The Savannah cat is a relatively new breed and has only been recognized by the International Cat Association (TICA) since 2012. This unique cat is considered to be exotic because of its distinctly patterned coat and its resemblance to its wild ancestor the African Serval. However, as with any domesticated animal, there are very specific qualities and characteristics of the Savannah that you will want to take into consideration when pet parenting this breed.
According to PetMD, the Savannah is a highly intelligent and active breed. It is always on the move and will look for new or interesting things to investigate. Although, it’s great to have a smart pet, it also means your Savannah will need tough, sturdy objects to play with, interactive toys, cat posts and daily playtime. Savannahs tend to get destructive if they become bored, so they do best with a person that is willing to spend quality time with them to meet this need. In addition, when it comes to the old adage of cats hating water, the Savannah may have missed the memo. Pet parents of this lovable breed often report of their Savannahs joining them in the shower or just puddling in the sink or under a drippy faucet.

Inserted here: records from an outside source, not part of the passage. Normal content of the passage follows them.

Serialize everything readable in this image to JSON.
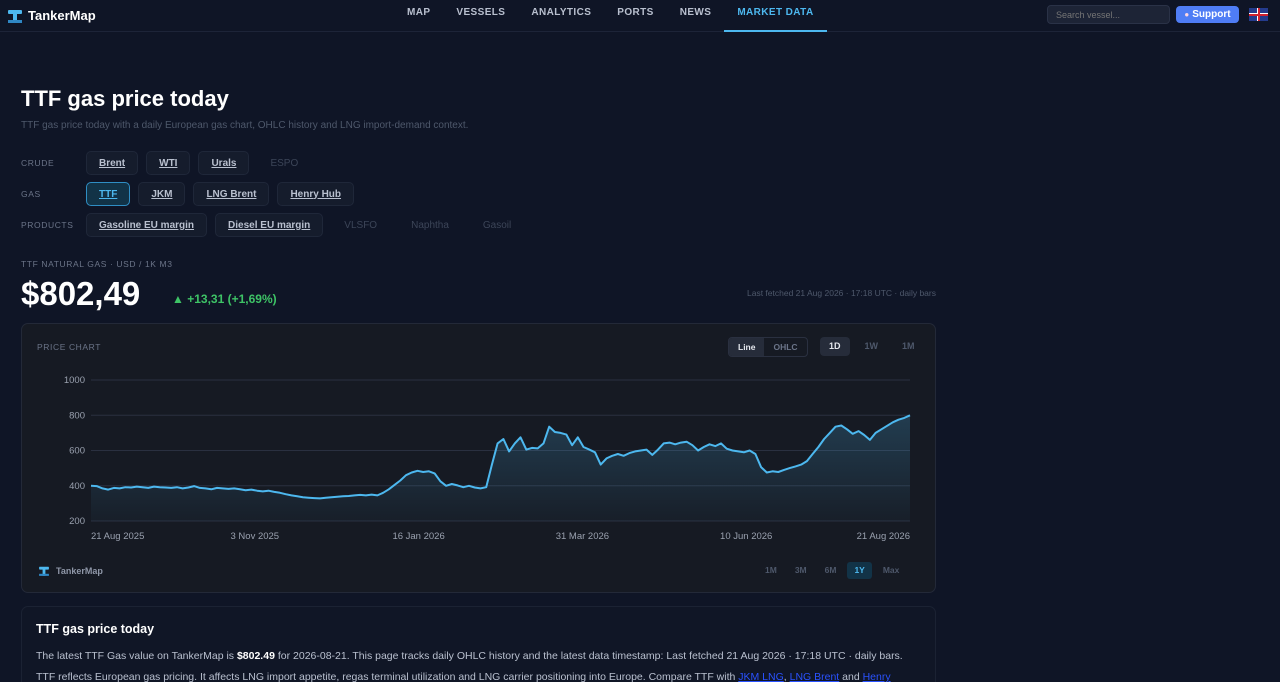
{
  "nav": {
    "brand": "TankerMap",
    "links": [
      "MAP",
      "VESSELS",
      "ANALYTICS",
      "PORTS",
      "NEWS",
      "MARKET DATA"
    ],
    "active": "MARKET DATA",
    "search_placeholder": "Search vessel...",
    "support_label": "Support"
  },
  "header": {
    "title": "TTF gas price today",
    "subtitle": "TTF gas price today with a daily European gas chart, OHLC history and LNG import-demand context."
  },
  "selector": {
    "crude_label": "CRUDE",
    "crude": [
      "Brent",
      "WTI",
      "Urals",
      "ESPO"
    ],
    "gas_label": "GAS",
    "gas": [
      "TTF",
      "JKM",
      "LNG Brent",
      "Henry Hub"
    ],
    "products_label": "PRODUCTS",
    "products": [
      "Gasoline EU margin",
      "Diesel EU margin",
      "VLSFO",
      "Naphtha",
      "Gasoil"
    ]
  },
  "quote": {
    "instrument": "TTF NATURAL GAS · USD / 1K M3",
    "price": "$802,49",
    "change": "▲ +13,31 (+1,69%)",
    "fetched": "Last fetched 21 Aug 2026 · 17:18 UTC · daily bars"
  },
  "chart_panel": {
    "label": "PRICE CHART",
    "modes": [
      "Line",
      "OHLC"
    ],
    "intervals": [
      "1D",
      "1W",
      "1M"
    ],
    "brand": "TankerMap",
    "ranges": [
      "1M",
      "3M",
      "6M",
      "1Y",
      "Max"
    ],
    "accent": "#4db8ef"
  },
  "chart_data": {
    "type": "area",
    "title": "",
    "xlabel": "",
    "ylabel": "",
    "ylim": [
      200,
      1000
    ],
    "yticks": [
      1000,
      800,
      600,
      400,
      200
    ],
    "xtick_labels": [
      "21 Aug 2025",
      "3 Nov 2025",
      "16 Jan 2026",
      "31 Mar 2026",
      "10 Jun 2026",
      "21 Aug 2026"
    ],
    "grid": true,
    "series": [
      {
        "values": [
          400,
          398,
          385,
          378,
          388,
          385,
          392,
          390,
          395,
          392,
          388,
          395,
          392,
          390,
          388,
          392,
          385,
          390,
          398,
          388,
          385,
          380,
          388,
          385,
          382,
          385,
          380,
          375,
          378,
          372,
          368,
          372,
          365,
          360,
          352,
          345,
          340,
          335,
          332,
          330,
          328,
          332,
          335,
          338,
          340,
          342,
          345,
          348,
          345,
          350,
          345,
          360,
          380,
          405,
          430,
          460,
          475,
          485,
          478,
          482,
          470,
          425,
          400,
          410,
          402,
          392,
          400,
          390,
          385,
          392,
          520,
          640,
          665,
          595,
          640,
          675,
          605,
          615,
          612,
          640,
          735,
          705,
          700,
          690,
          630,
          675,
          620,
          605,
          590,
          520,
          555,
          570,
          580,
          570,
          585,
          595,
          600,
          605,
          575,
          605,
          640,
          645,
          635,
          645,
          650,
          630,
          600,
          620,
          635,
          625,
          640,
          610,
          600,
          595,
          590,
          600,
          580,
          505,
          475,
          482,
          478,
          490,
          500,
          510,
          520,
          540,
          580,
          620,
          665,
          700,
          735,
          742,
          720,
          695,
          710,
          688,
          660,
          700,
          720,
          740,
          760,
          775,
          785,
          800
        ]
      }
    ]
  }
}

Unlike some feline cats that may be aloof and show indifference to humans, the Savannah loves people and being included in all the going-ons of the family. This breed of cat is a good choice for those families with children, as long as the little ones are taught the proper way to interact with an animal of the feline-persuasion. When caring for a Savannah cat you will want to be prepared for a lovable animal that wants and needs to spend time with you.
Since the coat of the Savannah is very short, all it will need is a quick brushing twice-a-week to capture the loose hairs and to distribute the oils in its skin.
Dental care is also important in keeping this breed healthy. Vets recommend brushing your cat’s teeth, but if this cannot be accomplished, then hard kibble and treats that are designed to remove tartar build up is the next best thing.
Building an outdoor enclosure and/or teaching your Savannah to walk on a leash, are both excellent ways to give her the taste of being in nature, without the risk of injury or death. A Savannah that is left to roam outside is at a higher risk of being attacked by other animals, being hit by a car or simply being snatched because of its exotic and appealing appearance.
Savannah cats are one of the healthiest breeds with very few genetic issues. However, since this feline is a direct descendant of the African Serval, your Savannah should be checked to see if it has inherited the Serval’s propensity of having a smaller liver. In addition, due to this genetic “defect” your vet should not be administering the drug known as ketamine as this is metabolized through the liver. This drug is used as an anesthetic and has been known to cause serious complications in the Savannah breed.
All cats need taurine in their diets for a healthy life, the Savannah is no exception. In fact, this breed is especially prone to developing a taurine deficiency. Taurine is found in meat, fish and poultry and is naturally utilized by the cat’s system from these sources. In order to prevent a taurine deficiency from happening, it’s recommended to feed your Savannah a protein-based diet. This can be found in high-quality cat foods, without the use of grain fillers like corn or wheat.
The Savannah, like any other cat, needs some basic care to ensure it has a long and healthy life. By following these simple breed-specific guidelines, you are sure to have one happy and content kitty.